William Goldman's famous adage about Hollywood, "nobody knows anything," could have been an unofficial theme of the series creators and network executives who participated in the Banff World Television Festival. War stories about getting shows on the air, and finding enough of an audience to keep them on, were as common as comments about the spectacular Rocky Mountain setting.
Paul Haggis - EZ Streets vs. Walker, Texas Ranger
Paul Haggis is now more famous for the Oscar-winning movies Crash and Million Dollar Baby, but his NBC series The Black Donnellys is bringing him back to television in January. At his festival session, he claimed to have "failed his way to the top." He initially worked on sitcoms he couldn't relate to, and was demoted from his brief position as executive producer of The Facts of Life after suggesting an innovation: "Let's try making it funny."
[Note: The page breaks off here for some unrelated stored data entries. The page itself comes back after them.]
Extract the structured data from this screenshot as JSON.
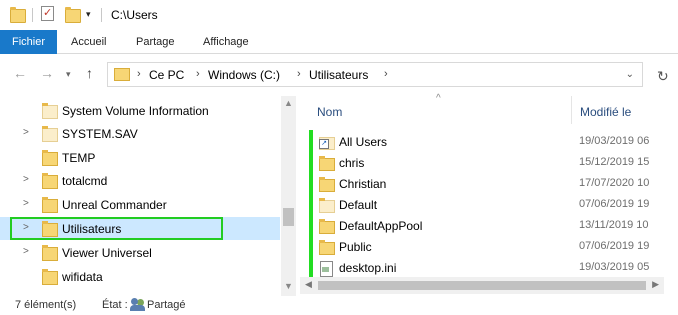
{
  "window": {
    "title": "C:\\Users"
  },
  "ribbon": {
    "tabs": [
      {
        "label": "Fichier"
      },
      {
        "label": "Accueil"
      },
      {
        "label": "Partage"
      },
      {
        "label": "Affichage"
      }
    ]
  },
  "address": {
    "crumbs": [
      "Ce PC",
      "Windows (C:)",
      "Utilisateurs"
    ]
  },
  "tree": {
    "items": [
      {
        "label": "System Volume Information",
        "expandable": false,
        "pale": true
      },
      {
        "label": "SYSTEM.SAV",
        "expandable": true,
        "pale": true
      },
      {
        "label": "TEMP",
        "expandable": false,
        "pale": false
      },
      {
        "label": "totalcmd",
        "expandable": true,
        "pale": false
      },
      {
        "label": "Unreal Commander",
        "expandable": true,
        "pale": false
      },
      {
        "label": "Utilisateurs",
        "expandable": true,
        "pale": false,
        "selected": true
      },
      {
        "label": "Viewer Universel",
        "expandable": true,
        "pale": false
      },
      {
        "label": "wifidata",
        "expandable": false,
        "pale": false
      }
    ]
  },
  "files": {
    "columns": {
      "name": "Nom",
      "modified": "Modifié le"
    },
    "rows": [
      {
        "name": "All Users",
        "modified": "19/03/2019 06",
        "icon": "shortcut-folder-icon"
      },
      {
        "name": "chris",
        "modified": "15/12/2019 15",
        "icon": "folder-icon"
      },
      {
        "name": "Christian",
        "modified": "17/07/2020 10",
        "icon": "folder-icon"
      },
      {
        "name": "Default",
        "modified": "07/06/2019 19",
        "icon": "pale-folder-icon"
      },
      {
        "name": "DefaultAppPool",
        "modified": "13/11/2019 10",
        "icon": "folder-icon"
      },
      {
        "name": "Public",
        "modified": "07/06/2019 19",
        "icon": "folder-icon"
      },
      {
        "name": "desktop.ini",
        "modified": "19/03/2019 05",
        "icon": "settings-file-icon"
      }
    ]
  },
  "status": {
    "count": "7 élément(s)",
    "state_label": "État :",
    "state_value": "Partagé"
  },
  "colors": {
    "accent": "#1979ca",
    "selection": "#cce8ff",
    "highlight": "#22cc22"
  }
}
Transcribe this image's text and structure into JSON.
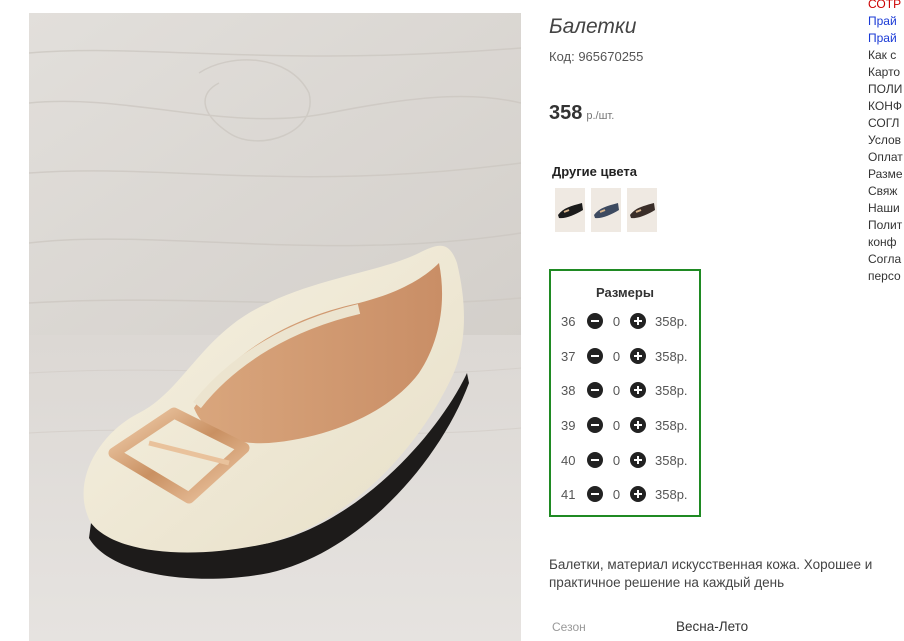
{
  "product": {
    "title": "Балетки",
    "code": "Код: 965670255",
    "price": "358",
    "price_unit": "р./шт."
  },
  "other_colors": {
    "title": "Другие цвета",
    "swatches": [
      "black",
      "blue-gray",
      "brown"
    ]
  },
  "sizes": {
    "title": "Размеры",
    "rows": [
      {
        "size": "36",
        "qty": "0",
        "price": "358р."
      },
      {
        "size": "37",
        "qty": "0",
        "price": "358р."
      },
      {
        "size": "38",
        "qty": "0",
        "price": "358р."
      },
      {
        "size": "39",
        "qty": "0",
        "price": "358р."
      },
      {
        "size": "40",
        "qty": "0",
        "price": "358р."
      },
      {
        "size": "41",
        "qty": "0",
        "price": "358р."
      }
    ]
  },
  "description": "Балетки, материал искусственная кожа. Хорошее и практичное решение на каждый день",
  "attributes": {
    "season_label": "Сезон",
    "season_value": "Весна-Лето"
  },
  "sidebar_links": [
    {
      "label": "СОТР",
      "style": "red"
    },
    {
      "label": "Прай",
      "style": "blue"
    },
    {
      "label": "Прай",
      "style": "blue"
    },
    {
      "label": "Как с",
      "style": "normal"
    },
    {
      "label": "Карто",
      "style": "normal"
    },
    {
      "label": "ПОЛИ",
      "style": "normal"
    },
    {
      "label": "КОНФ",
      "style": "normal"
    },
    {
      "label": "СОГЛ",
      "style": "normal"
    },
    {
      "label": "Услов",
      "style": "normal"
    },
    {
      "label": "Оплат",
      "style": "normal"
    },
    {
      "label": "Разме",
      "style": "normal"
    },
    {
      "label": "Свяж",
      "style": "normal"
    },
    {
      "label": "Наши",
      "style": "normal"
    },
    {
      "label": "Полит",
      "style": "normal"
    },
    {
      "label": "конф",
      "style": "normal"
    },
    {
      "label": "Согла",
      "style": "normal"
    },
    {
      "label": "персо",
      "style": "normal"
    }
  ],
  "colors": {
    "sizes_border": "#1f8a23",
    "link_blue": "#1a3ad6",
    "link_red": "#cc0000"
  }
}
After moderate success creating the shows Due South and Family Law, he saw his critically acclaimed pet project EZ Streets swiftly cancelled. That ambitious and morally ambiguous show is credited with paving the way for The Sopranos, a show Haggis hasn't watched out of pettiness, he declared with a laugh.
Proving that success can come at the expense of pride, Haggis worked for eight days rewriting the first installment of the less-than-acclaimed Walker, Texas Ranger, and had his co-creator credit flash on viewers' screens for 10 years. "The gods of television are cruel motherfuckers," said the London, Ontario-born writer when accepting the NBC Universal Canada Award of Distinction at the festival.
David Shore - House
House creator David Shore was also honoured in Banff, with an Award of Excellence. "Growing up in London, Ontario, it just didn't even register, the idea of going into the entertainment industry or being successful or coming back here to receive an award. Or of being the second most successful writer from London, Ontario. That guy's annoying," Shore jokingly grumbled during his acceptance speech, though he later sincerely thanked Haggis for giving him his first staff writing job (on Due South) and his first executive producing job (on Family Law).
With House, executive producer Shore was the naysayer, not the network or studio. "The typical story of getting something on the air is painful, painful, painful and this just wasn't. It was painful for me because I really was scared of this idea," he said at his Master Class session.